Les premières fermes pilotes offshore du Jiangsu sont en construction : un projet de 30 mégawatts par Longyuan Group et un projet de six mégawatts développé par China Three Gorges Project, basé à Hebei. En février, Shenhua, basée à Pékin Investissement énergétique de Guohua , une filiale du plus grand producteur de charbon de Chine, a annoncé qu'elle envisageait deux projets offshore de 300 mégawatts dans le Jiangsu qui utiliseraient des turbines de 3,6 mégawatts en cours de développement par Éolienne électrique de Shanghai .

Un défi technique clé est l'ingénierie pour les fonds marins boueux et les bancs de sable mouvants du platier, qui nécessitent des fondations et des navires d'installation différents de ceux développés pour la mer du Nord. Guohua, par exemple, développe une nouvelle fondation sur pieux en acier pour ses parcs éoliens du Jiangsu. Plutôt que les seuls monopoles en acier communs aux projets de la mer du Nord, ceux de Guohua emploieront cinq pieux, chacun de 56 mètres de long.



Pour les projets d'eau plus profonde dans le sud de la Chine, les risques de typhon peuvent être élevés, selon Junfeng. En 2003, le typhon Maemi a gravement endommagé les six turbines d'un parc éolien japonais sur l'île de Miyakojima, près d'Okinawa. Des rafales de vent atteignant 90 mètres par seconde ont fait flamber les tours de deux turbines, déraciné les fondations d'une troisième et brisé les pales du reste.

Et les turbines de Miyakojima étaient relativement petites par rapport aux turbines prévues pour les développements offshore de la Chine. Plusieurs fabricants, dont Sinovel et Xingjiang Vent d'or , construisent des machines de cinq mégawatts.

Les fabricants chinois ont du pain sur la planche pour démontrer qu'ils peuvent construire des équipements suffisamment robustes pour résister aux opérations offshore. Les défauts de qualité sont monnaie courante dans l'industrie chinoise des turbines. Comme un rapport de 2009 sur le marché chinois des technologies d'énergie propre par le Initiative pour les technologies vertes en Chine l'an dernier : les problèmes de qualité réels et perçus pour les turbines et les composants fabriqués en Chine ont un impact négatif sur l'efficacité des parcs éoliens et limitent les opportunités de marché d'exportation.
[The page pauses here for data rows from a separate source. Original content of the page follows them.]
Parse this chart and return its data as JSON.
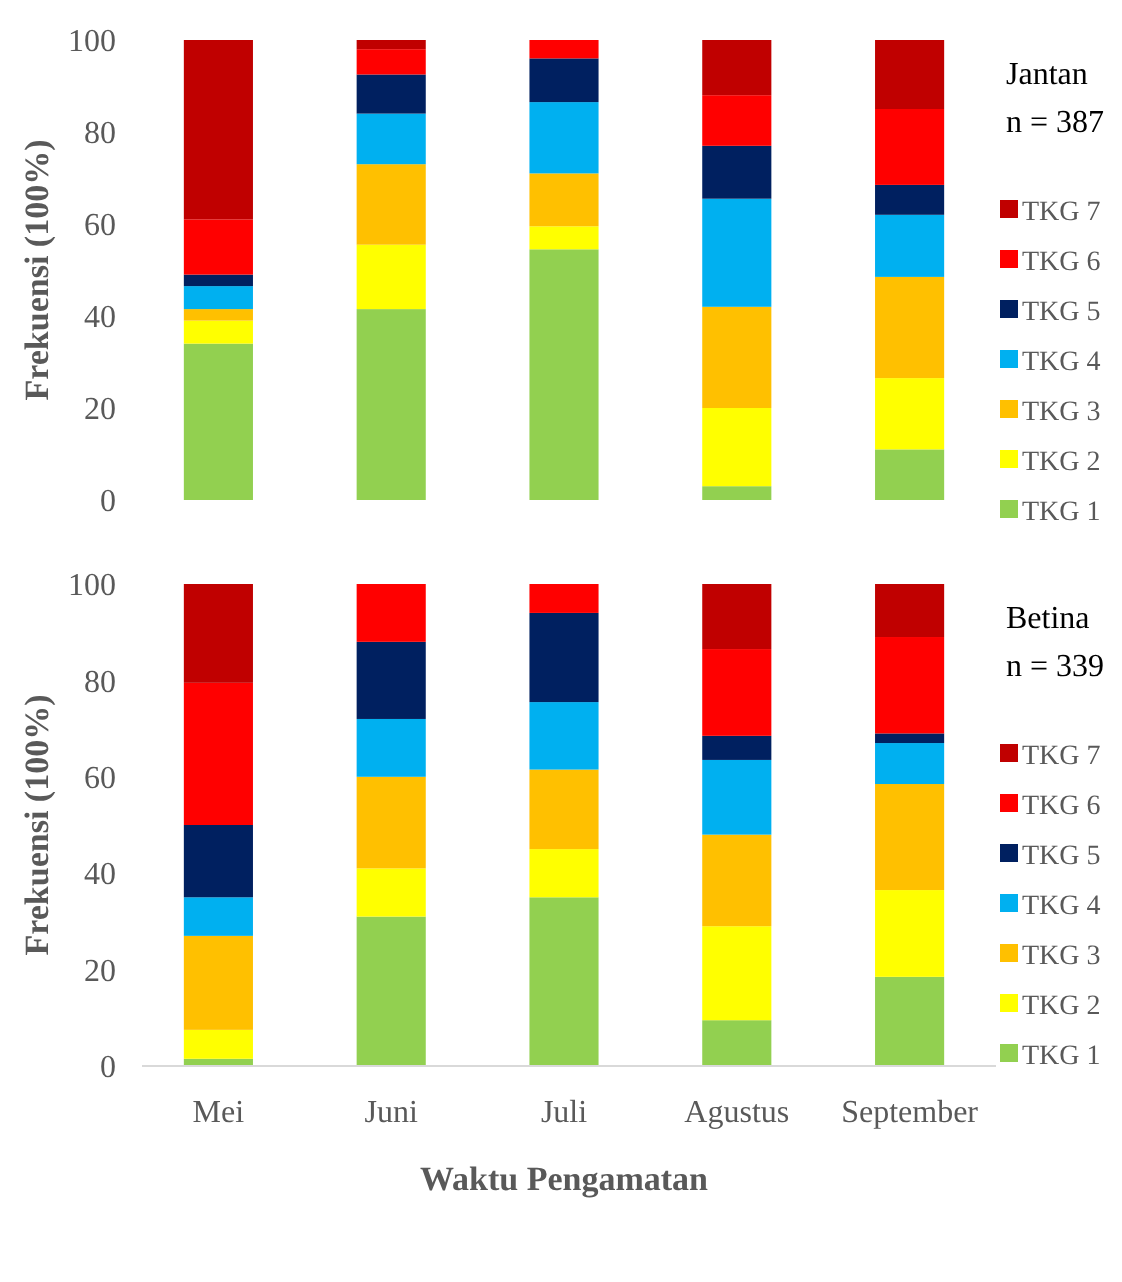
{
  "chart_data": [
    {
      "type": "bar",
      "stacked": true,
      "categories": [
        null,
        null,
        null,
        null,
        null
      ],
      "ylabel": "Frekuensi (100%)",
      "ylim": [
        0,
        100
      ],
      "yticks": [
        0,
        20,
        40,
        60,
        80,
        100
      ],
      "tick_labels": "y",
      "legend": "right",
      "annotations": [
        "Jantan",
        "n = 387"
      ],
      "series": [
        {
          "name": "TKG 1",
          "color": "#92d050",
          "values": [
            34,
            41.5,
            54.5,
            3,
            11
          ]
        },
        {
          "name": "TKG 2",
          "color": "#ffff00",
          "values": [
            5,
            14,
            5,
            17,
            15.5
          ]
        },
        {
          "name": "TKG 3",
          "color": "#ffc000",
          "values": [
            2.5,
            17.5,
            11.5,
            22,
            22
          ]
        },
        {
          "name": "TKG 4",
          "color": "#00b0f0",
          "values": [
            5,
            11,
            15.5,
            23.5,
            13.5
          ]
        },
        {
          "name": "TKG 5",
          "color": "#002060",
          "values": [
            2.5,
            8.5,
            9.5,
            11.5,
            6.5
          ]
        },
        {
          "name": "TKG 6",
          "color": "#ff0000",
          "values": [
            12,
            5.5,
            4,
            11,
            16.5
          ]
        },
        {
          "name": "TKG 7",
          "color": "#c00000",
          "values": [
            39,
            2,
            0,
            12,
            15
          ]
        }
      ]
    },
    {
      "type": "bar",
      "stacked": true,
      "categories": [
        "Mei",
        "Juni",
        "Juli",
        "Agustus",
        "September"
      ],
      "xlabel": "Waktu Pengamatan",
      "ylabel": "Frekuensi (100%)",
      "ylim": [
        0,
        100
      ],
      "yticks": [
        0,
        20,
        40,
        60,
        80,
        100
      ],
      "legend": "right",
      "annotations": [
        "Betina",
        "n = 339"
      ],
      "series": [
        {
          "name": "TKG 1",
          "color": "#92d050",
          "values": [
            1.5,
            31,
            35,
            9.5,
            18.5
          ]
        },
        {
          "name": "TKG 2",
          "color": "#ffff00",
          "values": [
            6,
            10,
            10,
            19.5,
            18
          ]
        },
        {
          "name": "TKG 3",
          "color": "#ffc000",
          "values": [
            19.5,
            19,
            16.5,
            19,
            22
          ]
        },
        {
          "name": "TKG 4",
          "color": "#00b0f0",
          "values": [
            8,
            12,
            14,
            15.5,
            8.5
          ]
        },
        {
          "name": "TKG 5",
          "color": "#002060",
          "values": [
            15,
            16,
            18.5,
            5,
            2
          ]
        },
        {
          "name": "TKG 6",
          "color": "#ff0000",
          "values": [
            29.5,
            12,
            6,
            18,
            20
          ]
        },
        {
          "name": "TKG 7",
          "color": "#c00000",
          "values": [
            20.5,
            0,
            0,
            13.5,
            11
          ]
        }
      ]
    }
  ]
}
Ces préoccupations ont été mises en évidence l'automne dernier par la livraison de fondations monopôles défectueuses par un fabricant chinois pour le parc éolien offshore Greater Gabbard de 500 mégawatts au Royaume-Uni. Le service public britannique Scottish and Southern Energy a reconnu en février que les défauts de qualité des pieux en acier de 65 mètres de long et 650 tonnes avaient retardé son projet.